Het burgerlijk recht blijft echter essentieel voor het economisch recht, met name in het verbintenissenrecht, bijzondere overeenkomsten en aansprakelijkheidsrecht.
#### 5.1.4 Bronnen van het economisch recht
De belangrijkste bronnen van het economisch recht zijn nationale wetgeving, EU-regelgeving en rechtspraak.
### 5.2 De onderneming
#### 5.2.1 Definitie van onderneming
Vanaf 1 november 2018 wordt elke natuurlijke persoon die zelfstandig een beroepsactiviteit uitoefent als onderneming beschouwd. Dit omvat vrije beroepen, bestuurders van vennootschappen, landbouwers, dierenartsen, podiumkunstenaars, enzovoort. Ook rechtspersonen, met uitzondering van publieke rechtspersonen die geen goederen of diensten aanbieden, de federale overheid en haar gedecentraliseerde entiteiten, zijn ondernemingen. Andere organisaties zonder rechtspersoonlijkheid worden als onderneming beschouwd, tenzij ze geen winstuitkering nastreven of doen.

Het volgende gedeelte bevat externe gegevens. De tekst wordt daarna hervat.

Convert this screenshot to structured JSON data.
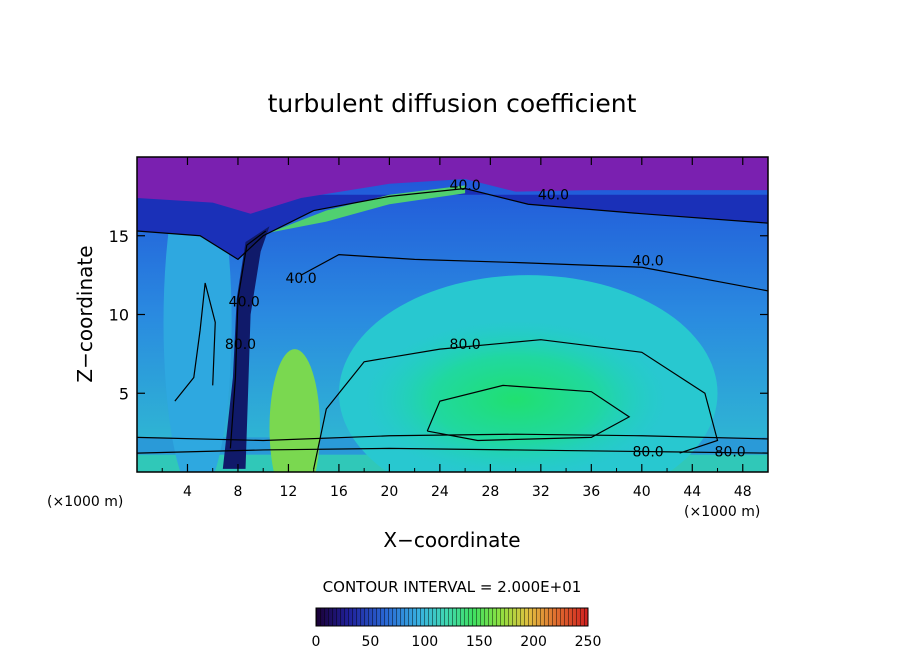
{
  "chart_data": {
    "type": "heatmap",
    "title": "turbulent diffusion coefficient",
    "xlabel": "X−coordinate",
    "ylabel": "Z−coordinate",
    "x_unit_left": "(×1000 m)",
    "x_unit_right": "(×1000 m)",
    "xlim": [
      0,
      50
    ],
    "ylim": [
      0,
      20
    ],
    "x_ticks": [
      {
        "value": 4,
        "label": "4"
      },
      {
        "value": 8,
        "label": "8"
      },
      {
        "value": 12,
        "label": "12"
      },
      {
        "value": 16,
        "label": "16"
      },
      {
        "value": 20,
        "label": "20"
      },
      {
        "value": 24,
        "label": "24"
      },
      {
        "value": 28,
        "label": "28"
      },
      {
        "value": 32,
        "label": "32"
      },
      {
        "value": 36,
        "label": "36"
      },
      {
        "value": 40,
        "label": "40"
      },
      {
        "value": 44,
        "label": "44"
      },
      {
        "value": 48,
        "label": "48"
      }
    ],
    "y_ticks": [
      {
        "value": 5,
        "label": "5"
      },
      {
        "value": 10,
        "label": "10"
      },
      {
        "value": 15,
        "label": "15"
      }
    ],
    "contour_interval_text": "CONTOUR INTERVAL = 2.000E+01",
    "colorbar": {
      "min": 0,
      "max": 250,
      "ticks": [
        {
          "value": 0,
          "label": "0"
        },
        {
          "value": 50,
          "label": "50"
        },
        {
          "value": 100,
          "label": "100"
        },
        {
          "value": 150,
          "label": "150"
        },
        {
          "value": 200,
          "label": "200"
        },
        {
          "value": 250,
          "label": "250"
        }
      ]
    },
    "contour_labels": [
      {
        "text": "40.0",
        "x": 26.0,
        "y": 17.9
      },
      {
        "text": "40.0",
        "x": 33.0,
        "y": 17.3
      },
      {
        "text": "40.0",
        "x": 40.5,
        "y": 13.1
      },
      {
        "text": "40.0",
        "x": 13.0,
        "y": 12.0
      },
      {
        "text": "40.0",
        "x": 8.5,
        "y": 10.5
      },
      {
        "text": "80.0",
        "x": 8.2,
        "y": 7.8
      },
      {
        "text": "80.0",
        "x": 26.0,
        "y": 7.8
      },
      {
        "text": "80.0",
        "x": 40.5,
        "y": 1.0
      },
      {
        "text": "80.0",
        "x": 47.0,
        "y": 1.0
      }
    ]
  }
}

#### 5.2.2 Het Wetboek Economisch Recht (WER)
Het WER reguleert de meeste aspecten van het economisch recht en vervangt grote delen van de vroegere Wet van Koophandel.
### 5.3 De ondernemingsrechtbank
#### 5.3.1 Oprichting en organisatie
De Rechtbank van Koophandel is verdwenen en vervangen door de Ondernemingsrechtbank. Deze rechtbanken zijn georganiseerd per rechtsgebied van het Hof van Beroep, met in totaal negen afdelingen in België. Elke afdeling is onderverdeeld in gespecialiseerde kamers, zoals faillissementskamers en kamers voor vennootschapsgeschillen.

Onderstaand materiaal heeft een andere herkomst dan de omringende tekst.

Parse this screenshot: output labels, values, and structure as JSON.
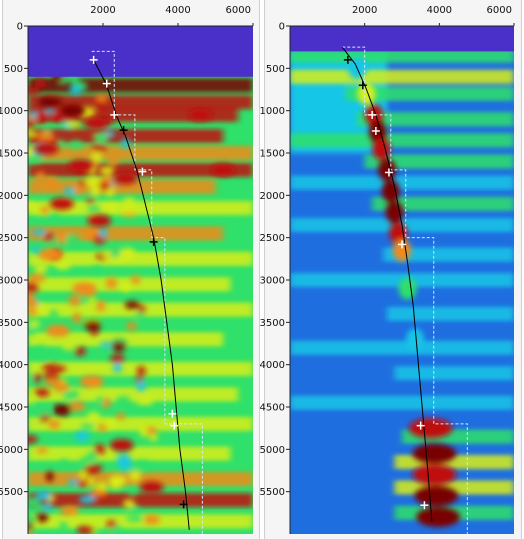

#### 5.3.2 Samenstelling van de ondernemingsrechtbank
* **Voorzitter:** Een beroepsmagistraat.
* **Bijzitters:** 'Rechters in ondernemingszaken', lekenrechters benoemd voor een hernieuwbare termijn van vijf jaar. Zij hoeven geen juridische opleiding te hebben en komen uit het bedrijfsleven, verenigingsleven of de vrije beroepen om de ondernemingspraktijk beter te begrijpen.
* **Griffier:** Verantwoordelijk voor de praktische organisatie van de zaken.
* **Openbaar Ministerie:** Zetel in zaken die het algemeen belang raken en kan een advies geven of initiatief nemen (bv. dagvaarding tot faillissement).
#### 5.3.3 Bevoegdheden van de ondernemingsrechtbank
* **Algemene bevoegdheid:** Alle geschillen tussen ondernemingen onderling, ongeacht de waarde, tenzij een andere rechtbank exclusief bevoegd is.
* **Bevoegdheid bij niet-onderneming als eiser:** Geschillen waarbij een niet-onderneming eiser is tegen een onderneming, indien de eiser dit wenst (de eiser kan ook kiezen voor de Rechtbank van Eerste Aanleg).
* **Exclusieve bevoegdheid:** Geschillen tussen vennoten van vennootschappen/verenigingen, vorderingen die voortvloeien uit een faillissement, geschillen betreffende wisselbrieven, intellectuele eigendomsrechten en marktpraktijken.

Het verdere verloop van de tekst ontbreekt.